In such scenarios, it may be worth it for individual investors to invest directly in stocks instead of the mutual fund route. But as index returns are easy to get, one has to be sure that these additional investments will actually help better portfolio returns rather than dilute them. Therefore, overall – allotting majority of your equity allocation to mutual funds (index or active based on performance) might be a prudent strategy for individual investors. Investments through direct stock holding can be a small part of your equity allocation – only in situations where there are valid reasons for the same.

Buffett’s style can’t be implemented by Mutual funds fully, but it does not matter

It is structurally not possible for mutual funds to implement value investing, in its completeness.

Mutual funds are essentially slaves of their investors and their temperament. Simply because of the structure of mutual funds and the need to beat an index on a monthly, quarterly, annual basis, it is almost impossible for mutual funds to replicate the ‘buy value and hold long term as long as the business stays great’ approach of Buffett in toto. And there is no reason honestly for individual investors to put their money in actively managed mutual funds if they cannot beat the index. That in itself is a structural constraint on why mutual funds will never be able to fully implement Buffett’s value investing style.

But nevertheless, I think individual investors may be in a position of advantage here, if they manage their portfolio well,  simply because of the situation that mutual funds find themselves structurally in.

One option for value oriented individual investors is clearly by not investing using mutual funds and doing value investing in a full fledged manner by directly buying stocks of great businesses at good prices and holding them, aka Buffett. But that may work for only a select few who want to do investing full-time, and may not be feasible for most individual investors. But even though most individual investors may not be able to do this, the second option for value-oriented individual investors may actually be to treat mutual funds as ‘diversified value buckets’, use them as useful stock selection mechanisms, and buy (more or less) mutual fund units based on their general assessment of value existing the market at various times.

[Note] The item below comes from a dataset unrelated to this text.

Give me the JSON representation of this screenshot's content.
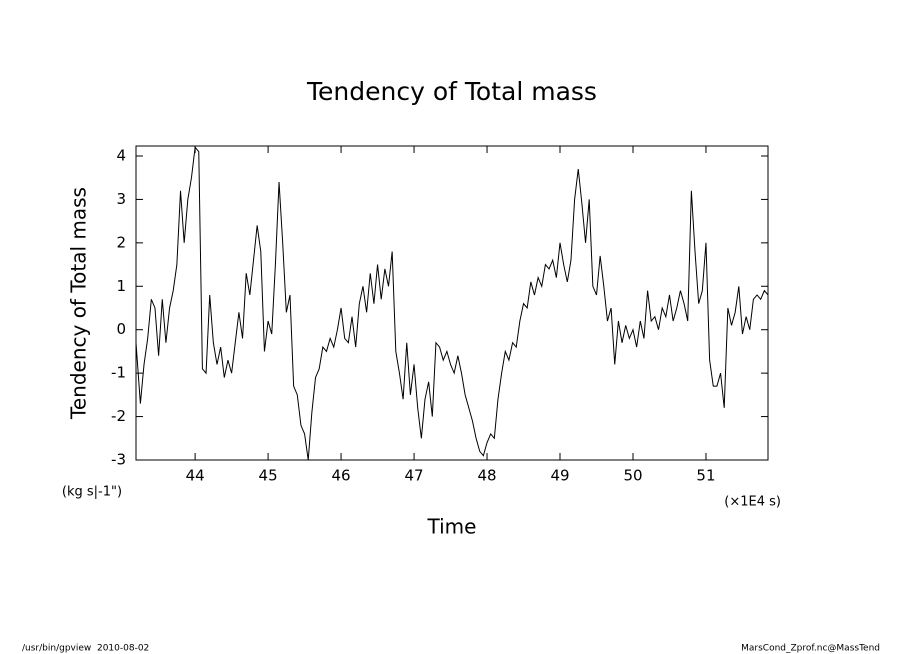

That’s one way that individual investors can perhaps be value investors in a partial sense, without having to dabble directly in stocks – but by using funds as proxy value buckets. The need of funds to constantly beat indexes will make sure that they get at least reasonable performance (else use index funds), and treating funds as value buckets will ensure that investors can practice value investing, though to a lesser extent than Buffett, and buy general market value by timing their purchase of fund units.